Ils voulaient attirer l'attention de Marisol Touraine. Pari réussi. La ministre de la Santé a répondu lundi soir sur Twitter aux 24 médecins généralistes, qui ont publié simultanément sur leurs blogs, et via le hashtag #PrivésDeDéserts, leurs propositions pour lutter contre les déserts médicaux.

"Toutes les idées sont bonnes à prendre! Prête à travailler avec vous", écrit la ministre de la Santé sur son compte. "Beaucoup d'idées, certaines très innovantes.
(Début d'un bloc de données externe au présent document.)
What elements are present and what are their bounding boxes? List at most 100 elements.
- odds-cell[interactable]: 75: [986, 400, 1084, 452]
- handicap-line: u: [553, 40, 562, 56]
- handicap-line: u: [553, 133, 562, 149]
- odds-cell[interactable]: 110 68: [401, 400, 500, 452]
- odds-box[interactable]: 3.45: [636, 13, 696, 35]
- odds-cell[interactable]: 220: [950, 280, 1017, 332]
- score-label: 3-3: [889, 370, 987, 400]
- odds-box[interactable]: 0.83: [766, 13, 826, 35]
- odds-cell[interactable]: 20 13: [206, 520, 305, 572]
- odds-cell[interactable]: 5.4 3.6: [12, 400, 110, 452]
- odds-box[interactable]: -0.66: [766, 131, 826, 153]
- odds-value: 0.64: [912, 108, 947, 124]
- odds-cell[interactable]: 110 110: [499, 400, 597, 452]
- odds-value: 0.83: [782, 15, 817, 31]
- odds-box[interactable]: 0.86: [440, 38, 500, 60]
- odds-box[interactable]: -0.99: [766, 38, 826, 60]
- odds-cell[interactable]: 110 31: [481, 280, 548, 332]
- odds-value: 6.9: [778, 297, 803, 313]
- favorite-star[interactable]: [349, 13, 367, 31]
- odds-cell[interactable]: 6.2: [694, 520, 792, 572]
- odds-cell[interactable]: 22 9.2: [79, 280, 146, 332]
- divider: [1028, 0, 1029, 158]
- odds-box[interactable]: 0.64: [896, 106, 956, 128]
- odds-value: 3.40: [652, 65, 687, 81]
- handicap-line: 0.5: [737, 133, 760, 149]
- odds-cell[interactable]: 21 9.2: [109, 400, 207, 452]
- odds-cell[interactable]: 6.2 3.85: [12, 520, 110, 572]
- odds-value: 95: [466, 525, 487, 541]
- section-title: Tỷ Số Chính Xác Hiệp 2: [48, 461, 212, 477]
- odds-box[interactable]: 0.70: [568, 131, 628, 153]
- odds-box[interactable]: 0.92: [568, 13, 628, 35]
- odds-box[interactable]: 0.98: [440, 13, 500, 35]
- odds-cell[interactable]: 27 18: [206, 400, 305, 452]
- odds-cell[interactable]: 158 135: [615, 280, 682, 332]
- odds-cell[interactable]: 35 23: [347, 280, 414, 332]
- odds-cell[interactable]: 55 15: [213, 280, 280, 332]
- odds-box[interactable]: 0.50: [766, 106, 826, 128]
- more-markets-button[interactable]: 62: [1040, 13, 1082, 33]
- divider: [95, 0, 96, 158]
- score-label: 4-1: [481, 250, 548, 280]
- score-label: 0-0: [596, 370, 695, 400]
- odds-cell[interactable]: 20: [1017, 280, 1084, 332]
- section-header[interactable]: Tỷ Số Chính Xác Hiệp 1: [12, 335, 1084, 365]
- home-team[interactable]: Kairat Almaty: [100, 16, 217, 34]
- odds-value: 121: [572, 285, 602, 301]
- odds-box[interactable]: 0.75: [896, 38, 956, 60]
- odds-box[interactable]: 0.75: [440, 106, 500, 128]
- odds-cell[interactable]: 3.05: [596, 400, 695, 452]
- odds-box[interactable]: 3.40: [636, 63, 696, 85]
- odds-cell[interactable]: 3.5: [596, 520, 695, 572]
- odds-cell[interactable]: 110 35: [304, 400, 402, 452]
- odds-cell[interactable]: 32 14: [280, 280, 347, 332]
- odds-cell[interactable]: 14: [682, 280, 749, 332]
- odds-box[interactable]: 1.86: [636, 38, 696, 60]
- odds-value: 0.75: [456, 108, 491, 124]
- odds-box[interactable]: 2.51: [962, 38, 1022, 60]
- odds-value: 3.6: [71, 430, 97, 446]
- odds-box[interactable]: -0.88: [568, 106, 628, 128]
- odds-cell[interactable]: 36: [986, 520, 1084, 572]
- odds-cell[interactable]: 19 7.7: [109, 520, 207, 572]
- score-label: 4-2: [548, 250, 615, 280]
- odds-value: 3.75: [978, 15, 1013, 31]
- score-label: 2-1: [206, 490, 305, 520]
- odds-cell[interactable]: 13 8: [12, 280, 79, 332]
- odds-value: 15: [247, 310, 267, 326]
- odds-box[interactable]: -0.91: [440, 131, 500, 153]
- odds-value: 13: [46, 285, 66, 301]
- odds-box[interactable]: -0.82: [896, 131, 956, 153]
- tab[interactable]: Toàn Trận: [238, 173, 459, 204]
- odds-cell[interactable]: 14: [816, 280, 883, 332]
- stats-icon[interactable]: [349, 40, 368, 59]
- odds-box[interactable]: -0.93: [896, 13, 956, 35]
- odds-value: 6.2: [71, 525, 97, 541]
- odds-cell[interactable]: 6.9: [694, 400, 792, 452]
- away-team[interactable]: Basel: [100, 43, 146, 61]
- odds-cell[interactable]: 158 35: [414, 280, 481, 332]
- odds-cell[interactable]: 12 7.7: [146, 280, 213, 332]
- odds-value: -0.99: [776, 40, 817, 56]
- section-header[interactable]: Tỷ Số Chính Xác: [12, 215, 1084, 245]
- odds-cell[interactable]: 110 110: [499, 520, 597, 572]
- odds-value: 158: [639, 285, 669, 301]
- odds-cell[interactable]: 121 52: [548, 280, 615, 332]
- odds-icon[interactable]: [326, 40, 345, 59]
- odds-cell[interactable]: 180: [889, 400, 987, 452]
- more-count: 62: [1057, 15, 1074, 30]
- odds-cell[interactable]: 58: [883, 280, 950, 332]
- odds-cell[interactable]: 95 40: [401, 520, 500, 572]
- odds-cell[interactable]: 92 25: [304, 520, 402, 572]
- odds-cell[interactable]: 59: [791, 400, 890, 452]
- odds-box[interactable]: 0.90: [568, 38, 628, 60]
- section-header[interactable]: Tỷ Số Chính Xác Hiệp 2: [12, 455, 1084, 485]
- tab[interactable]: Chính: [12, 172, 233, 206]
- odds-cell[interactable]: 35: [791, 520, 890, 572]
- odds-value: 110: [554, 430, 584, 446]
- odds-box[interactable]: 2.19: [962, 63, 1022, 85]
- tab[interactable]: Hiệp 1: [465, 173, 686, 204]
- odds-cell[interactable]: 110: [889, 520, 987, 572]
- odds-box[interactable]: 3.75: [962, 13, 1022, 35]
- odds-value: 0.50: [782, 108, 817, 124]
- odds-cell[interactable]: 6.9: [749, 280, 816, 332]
La coercition n'est en effet pas la solution", ajoute @MarisolTouraine, en promettant "des annonces très vite".

A huit heures pétantes lundi matin, ces médecins twittos avaient publié sur leurs blogs respectifs une série de propositions "pour faire renaître la médecine générale". "Nous, médecins généralistes blogueurs, acteurs d’un 'monde de la santé 2.0", nous nous reconnaissons mal dans les positions émanant des diverses structures officielles qui, bien souvent, se contentent de défendre leur pré carré et s’arc-boutent sur les ordres établis", annoncent les 24 auteurs.

Pour attirer les médecins dans les déserts médicaux, les 24 signataires prônent "l'incitation plutôt que coercition" avec même une idée de "salaires aux enchères". Des propositions qui détonnent par rapport aux mesures proposées par le Conseil national de l'Ordre des Médecins (CNOM) pour lutter contre les déserts médicaux, en mai dernier.

Un dessin publié par le docteur Couine sur son blog :

dessin-twitter

© Docteur Couine


Ces e-médecins suggèrent aussi la création de "Maisons Universitaires de Santé" ("MUst") qui constituent l'équivalent du CHU pour la médecine de ville, ainsi que la création du métier d'agent de gestion et d'interfaçage ("AGI") pour assurer toute l'activité administrative de ces maisons universitaires. Cette initiative, selon eux, permettrait de décharger les médecins généralistes débordés par une paperasse envahissante, et de reclasser les visiteurs médicaux "après l'interdiction de cette activité".